Die Teamsitzungen: Unter Nagelsmann drehte es sich, so beklagten Spieler, zu sehr um taktische Details. Tuchel ging nach der Devise "Weniger ist mehr" vor und sagte: "Wir wollen die Spieler nach der turbulenten Woche nicht überfrachten."
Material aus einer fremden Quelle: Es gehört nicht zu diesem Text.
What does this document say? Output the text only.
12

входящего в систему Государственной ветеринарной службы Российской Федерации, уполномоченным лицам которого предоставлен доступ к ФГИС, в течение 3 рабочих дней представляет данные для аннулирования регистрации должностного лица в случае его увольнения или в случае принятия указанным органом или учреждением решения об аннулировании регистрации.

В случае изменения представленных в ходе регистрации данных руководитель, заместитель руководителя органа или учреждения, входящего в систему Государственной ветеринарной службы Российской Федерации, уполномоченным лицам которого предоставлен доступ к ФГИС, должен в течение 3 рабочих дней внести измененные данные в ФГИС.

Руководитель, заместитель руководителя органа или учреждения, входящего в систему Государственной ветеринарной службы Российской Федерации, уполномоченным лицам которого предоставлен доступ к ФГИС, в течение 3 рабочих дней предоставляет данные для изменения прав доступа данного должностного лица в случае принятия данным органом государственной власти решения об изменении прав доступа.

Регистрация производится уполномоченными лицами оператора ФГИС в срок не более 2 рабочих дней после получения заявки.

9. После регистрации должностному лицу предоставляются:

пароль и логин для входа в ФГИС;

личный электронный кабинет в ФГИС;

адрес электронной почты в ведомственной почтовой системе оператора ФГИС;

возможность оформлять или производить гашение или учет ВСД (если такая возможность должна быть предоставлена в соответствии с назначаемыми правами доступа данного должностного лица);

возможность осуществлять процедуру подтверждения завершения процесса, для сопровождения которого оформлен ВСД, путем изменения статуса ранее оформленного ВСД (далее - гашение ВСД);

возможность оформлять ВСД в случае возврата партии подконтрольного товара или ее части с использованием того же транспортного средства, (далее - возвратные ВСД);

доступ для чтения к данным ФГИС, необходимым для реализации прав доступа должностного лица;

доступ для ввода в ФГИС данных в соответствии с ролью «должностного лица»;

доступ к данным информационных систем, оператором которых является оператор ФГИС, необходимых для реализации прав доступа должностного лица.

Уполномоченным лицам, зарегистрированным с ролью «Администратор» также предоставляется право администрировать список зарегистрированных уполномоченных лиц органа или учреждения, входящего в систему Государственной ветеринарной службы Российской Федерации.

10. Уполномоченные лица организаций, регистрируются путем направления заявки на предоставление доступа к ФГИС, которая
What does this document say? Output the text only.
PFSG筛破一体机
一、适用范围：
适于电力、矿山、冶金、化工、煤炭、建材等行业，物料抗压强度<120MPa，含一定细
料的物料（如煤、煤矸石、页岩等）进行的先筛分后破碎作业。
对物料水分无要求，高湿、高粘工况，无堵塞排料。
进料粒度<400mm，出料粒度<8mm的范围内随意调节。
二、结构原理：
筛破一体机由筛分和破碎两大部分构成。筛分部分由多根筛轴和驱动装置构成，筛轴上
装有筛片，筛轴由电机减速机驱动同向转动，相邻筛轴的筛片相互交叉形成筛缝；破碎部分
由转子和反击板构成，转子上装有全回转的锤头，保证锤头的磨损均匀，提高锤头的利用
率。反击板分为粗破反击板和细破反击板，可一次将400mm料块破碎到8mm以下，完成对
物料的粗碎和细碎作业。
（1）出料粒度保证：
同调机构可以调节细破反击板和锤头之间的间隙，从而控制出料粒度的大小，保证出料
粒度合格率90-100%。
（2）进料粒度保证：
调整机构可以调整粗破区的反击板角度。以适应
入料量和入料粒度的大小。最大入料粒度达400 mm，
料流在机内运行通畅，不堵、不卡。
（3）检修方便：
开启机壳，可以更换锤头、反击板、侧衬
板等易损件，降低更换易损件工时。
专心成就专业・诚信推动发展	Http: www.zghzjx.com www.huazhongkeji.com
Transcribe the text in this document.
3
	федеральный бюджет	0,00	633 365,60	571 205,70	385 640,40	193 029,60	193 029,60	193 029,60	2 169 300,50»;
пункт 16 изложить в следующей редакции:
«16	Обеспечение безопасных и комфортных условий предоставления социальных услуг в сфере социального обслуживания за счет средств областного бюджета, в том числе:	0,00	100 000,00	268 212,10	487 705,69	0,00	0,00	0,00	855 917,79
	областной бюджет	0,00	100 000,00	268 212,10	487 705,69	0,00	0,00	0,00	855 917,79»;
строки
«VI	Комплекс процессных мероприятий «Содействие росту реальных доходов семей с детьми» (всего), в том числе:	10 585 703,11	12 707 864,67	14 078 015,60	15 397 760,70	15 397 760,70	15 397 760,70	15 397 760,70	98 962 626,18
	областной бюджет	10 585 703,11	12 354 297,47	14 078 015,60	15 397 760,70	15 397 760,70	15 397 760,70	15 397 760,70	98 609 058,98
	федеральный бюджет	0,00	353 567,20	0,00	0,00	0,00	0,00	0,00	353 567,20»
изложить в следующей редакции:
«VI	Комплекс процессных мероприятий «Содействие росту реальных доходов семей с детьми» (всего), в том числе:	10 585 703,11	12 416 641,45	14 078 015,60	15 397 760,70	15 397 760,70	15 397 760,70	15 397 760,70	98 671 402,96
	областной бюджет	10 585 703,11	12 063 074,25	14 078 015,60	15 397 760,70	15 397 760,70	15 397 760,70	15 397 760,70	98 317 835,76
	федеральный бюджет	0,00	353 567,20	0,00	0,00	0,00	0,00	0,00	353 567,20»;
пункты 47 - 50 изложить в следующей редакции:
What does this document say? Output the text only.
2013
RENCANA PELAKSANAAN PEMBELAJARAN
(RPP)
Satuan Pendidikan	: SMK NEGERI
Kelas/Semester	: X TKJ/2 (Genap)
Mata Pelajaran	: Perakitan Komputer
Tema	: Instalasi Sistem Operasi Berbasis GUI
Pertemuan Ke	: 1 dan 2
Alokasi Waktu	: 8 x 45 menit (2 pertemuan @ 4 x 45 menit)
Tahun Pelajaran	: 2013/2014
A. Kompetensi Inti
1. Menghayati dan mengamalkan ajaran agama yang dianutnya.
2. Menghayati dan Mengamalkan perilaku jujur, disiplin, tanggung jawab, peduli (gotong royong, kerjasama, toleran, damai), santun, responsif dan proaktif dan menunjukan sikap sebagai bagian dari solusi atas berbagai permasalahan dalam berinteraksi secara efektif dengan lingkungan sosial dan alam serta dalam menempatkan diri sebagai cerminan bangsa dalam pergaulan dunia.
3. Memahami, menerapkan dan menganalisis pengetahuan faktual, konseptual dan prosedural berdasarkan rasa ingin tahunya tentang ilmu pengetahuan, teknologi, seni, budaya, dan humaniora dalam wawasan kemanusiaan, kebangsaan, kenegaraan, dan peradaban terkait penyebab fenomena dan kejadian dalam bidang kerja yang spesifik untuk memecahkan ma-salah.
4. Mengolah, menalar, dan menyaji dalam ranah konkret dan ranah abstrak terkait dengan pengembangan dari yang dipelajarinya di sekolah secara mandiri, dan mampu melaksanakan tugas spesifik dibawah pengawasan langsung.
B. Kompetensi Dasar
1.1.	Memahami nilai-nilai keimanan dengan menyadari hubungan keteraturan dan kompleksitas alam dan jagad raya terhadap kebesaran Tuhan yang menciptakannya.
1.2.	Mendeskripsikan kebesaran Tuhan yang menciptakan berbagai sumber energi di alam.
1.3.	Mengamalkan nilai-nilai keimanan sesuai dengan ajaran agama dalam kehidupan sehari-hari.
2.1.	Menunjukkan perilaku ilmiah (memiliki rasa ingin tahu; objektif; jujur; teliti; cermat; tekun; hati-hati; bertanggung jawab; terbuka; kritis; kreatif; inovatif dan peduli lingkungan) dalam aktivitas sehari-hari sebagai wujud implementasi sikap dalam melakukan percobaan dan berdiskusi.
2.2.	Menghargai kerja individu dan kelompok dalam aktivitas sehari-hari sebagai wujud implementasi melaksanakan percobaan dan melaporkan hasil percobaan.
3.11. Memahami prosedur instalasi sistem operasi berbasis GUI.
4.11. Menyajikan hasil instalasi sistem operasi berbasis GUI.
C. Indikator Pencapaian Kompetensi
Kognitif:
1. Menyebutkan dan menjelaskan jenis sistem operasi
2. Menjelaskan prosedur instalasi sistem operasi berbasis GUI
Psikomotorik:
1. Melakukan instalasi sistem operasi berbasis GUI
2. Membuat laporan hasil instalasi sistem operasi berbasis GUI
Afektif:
Die Ansprache: Tuchel suchte sofort den persönlichen Draht, über Einzelgespräche - oder einen liebevollen Tritt in den Hintern bei Leroy Sané und Benjamin Pavard. Nun redete er seine Profis öffentlich stark. "Das Team hat ein unglaubliches Potenzial, kann unfassbare Wucht haben. Es sind viele Spieler im Kader, die ich mal trainieren wollte. Ich habe der Mannschaft gesagt, dass ich mich wirklich auf jeden Einzelnen freue." Das schafft trotz des Konkurrenzkampfes ein gutes Gefühl.

Die Nachsicht: Alle Profis bekamen uneingeschränkten Vertrauensvorschuss. Auch Joshua Kimmich und Leon Goretzka, die sich sehr herzlich bei Nagelsmann, mit dem sie sehr eng waren, bedankt hatten. "Das ist total okay, die Enttäuschung verständlich", so Tuchel: "Joshua ist ein Spieler, der den FC Bayern verkörpert - und zusammen mit Manuel Neuer und Thomas Müller ein sehr wichtiger Spieler. Es ist ein Geschenk, mit solchen Spielern zusammenzuarbeiten. Ich habe keine Vorbehalte gespürt."

Das Gespür für Hoeneß: Erneut unterstrich er die Bedeutung von Ehrenpräsident Uli Hoeneß. "Es war mir ein großes Anliegen, mit ihm zu sprechen. Ich wollte ihm sagen, dass ich mein Bestes gebe, um auf seinen Klub aufzupassen. Der FC Bayern ist Uli Hoeneß und Uli Hoeneß ist der FC Bayern. Im Alltag sind andere meine Ansprechpartner, und damit fühle ich mich wohl." Er meinte Sportvorstand Hasan Salihamidzic und Marco Neppe, den Technischen Direktor.

Die Feinfühligkeit: Während sich Nagelsmann des Öfteren, meist nicht mal in böser Absicht, bei Themen zu anderen Vereinen (FC Barcelona, Tottenhams Ex-Trainer Conte, etc.) verbal verzettelte, blieb Tuchel angesprochen auf seine BVB-Zeit (2015-2017) und das Zerwürfnis, das zu seinem Aus nach zwei Jahren führte, cool: "Das Verhältnis hat geruht - und wie so oft glätten sich mit viel Ruhe die Wogen." In der Gegenwart beginnen mit dem Duell gegen den BVB "die Wochen der Wahrheit". Das Spiel sei, so Tuchel, "ein großes Match, das hat auf jeden Fall Signalwirkung".